Turner made the same arguments to the district court concerning these two statements in his § 2254 petition and the court rejected them on the same legal grounds (citing federal law instead of essentially identical Michigan law) as did the state court. Turner was given permission to raise these claims again in the present appeal.

The district court did not err in declining to grant the writ on the grounds in issue. Miranda warnings deal only with “the admissibility of statements obtained from an individual who is subjected to custodial police interrogation.” Miranda, 384 U.S. at 439 (1966). There is no requirement for police officers to administer Miranda warnings to everyone whom they question. Oregon v. Mathiason, 429 U.S. 492, 495, 97 S.Ct. 711, 50 L.Ed.2d 714 (1977). Police must administer the warnings only “where there has been such a restriction on a person’s freedom as to render him in custody.” Id. Whether one is in custody depends upon “how a reasonable man in the suspect’s position would have understood his situation.” Berkemer v. McCarty, 468 U.S. 420, 442, 104 S.Ct. 3138, 82 L.Ed.2d 317 (1984). Of particular *633relevance to the appeal at bar is the notion that general on-the-scene questioning by police officers as to facts surrounding a crime or other general questioning of persons at the scene is not affected by the holding in Miranda. Miranda, 384 U.S. at 477.

An examination of Turner’s on-the-scene statements under the foregoing standard shows that he was plainly not entitled to any Miranda warnings where he immediately blurted out, to the arriving officers, that he had shot his wife and then proceeded to give the officers a reason to question him further in an effort to apprehend the two alleged perpetrators. The officers’ focus was plainly on the capture of these two other suspects and Turner himself is responsible for any additional questioning in this vein. The district court was correct in concluding that the Michigan state court’s findings to this effect were neither contrary to, or an unreasonable application of, controlling federal law. The claim lacks merit.

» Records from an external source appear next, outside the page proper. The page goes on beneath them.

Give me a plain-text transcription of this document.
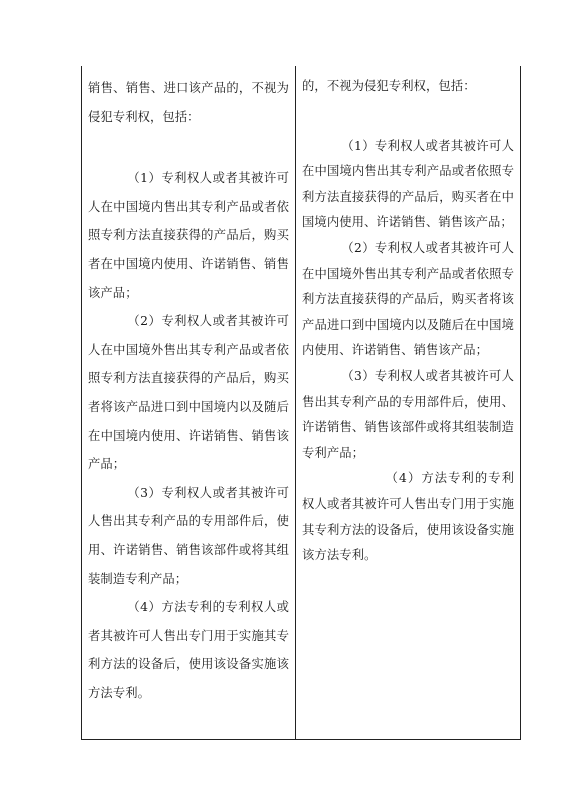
销售、销售、进口该产品的，不视为侵犯专利权，包括：

（1）专利权人或者其被许可人在中国境内售出其专利产品或者依照专利方法直接获得的产品后，购买者在中国境内使用、许诺销售、销售该产品；

（2）专利权人或者其被许可人在中国境外售出其专利产品或者依照专利方法直接获得的产品后，购买者将该产品进口到中国境内以及随后在中国境内使用、许诺销售、销售该产品；

（3）专利权人或者其被许可人售出其专利产品的专用部件后，使用、许诺销售、销售该部件或将其组装制造专利产品；

（4）方法专利的专利权人或者其被许可人售出专门用于实施其专利方法的设备后，使用该设备实施该方法专利。

的，不视为侵犯专利权，包括：

（1）专利权人或者其被许可人在中国境内售出其专利产品或者依照专利方法直接获得的产品后，购买者在中国境内使用、许诺销售、销售该产品；

（2）专利权人或者其被许可人在中国境外售出其专利产品或者依照专利方法直接获得的产品后，购买者将该产品进口到中国境内以及随后在中国境内使用、许诺销售、销售该产品；

（3）专利权人或者其被许可人售出其专利产品的专用部件后，使用、许诺销售、销售该部件或将其组装制造专利产品；

（4）方法专利的专利权人或者其被许可人售出专门用于实施其专利方法的设备后，使用该设备实施该方法专利。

The second aspect of Turner’s Miranda-based claim, that is, that his initial coerced statements caused him to make the second, more damaging statements, has even less merit. Although the Supreme Court has recognized the hypothetical psychological effect of the “cat out of the bag” theory to the extent that the later confession may always be partially the result of the first, United States v. Bayer, 331 U.S. 532, 540, 67 S.Ct. 1394, 91 L.Ed. 1654 (1947), the Court held that a coerced confession does not “perpetually disable[ ] the confessor from making a usable one” in new circumstances. Id. at 541. In Oregon v. Elstad, 470 U.S. 298, 105 S.Ct. 1285, 84 L.Ed.2d 222 (1985), the Court relied on Bayer for the proposition that “this Court has never gone so far as to hold that making a confession under circumstances which preclude its use, perpetually disables the confessor from making a usable one after those conditions have been removed.” Id. at 311 (quoting Bayer, 331 U.S. at 540-41). Ultimately, the question is not whether the first confession caused the second confession but whether the second confession was voluntary. United States v. Daniel, 932 F.2d 517, 519-521 (6th Cir.1991). In the case at bar, the uncontradicted testimony of the officer who took the final, damaging statement was that Turner had received, and acknowledged, his full panoply of Miranda warnings before making the statement. In the absence of any other possible indicia of coercion, the district court properly concluded that the Michigan state court again correctly cited and interpreted relevant, controlling federal law.

Accordingly, the district court’s judgment is affirmed. Rule 34(j)(2)(C), Rules of the Sixth Circuit.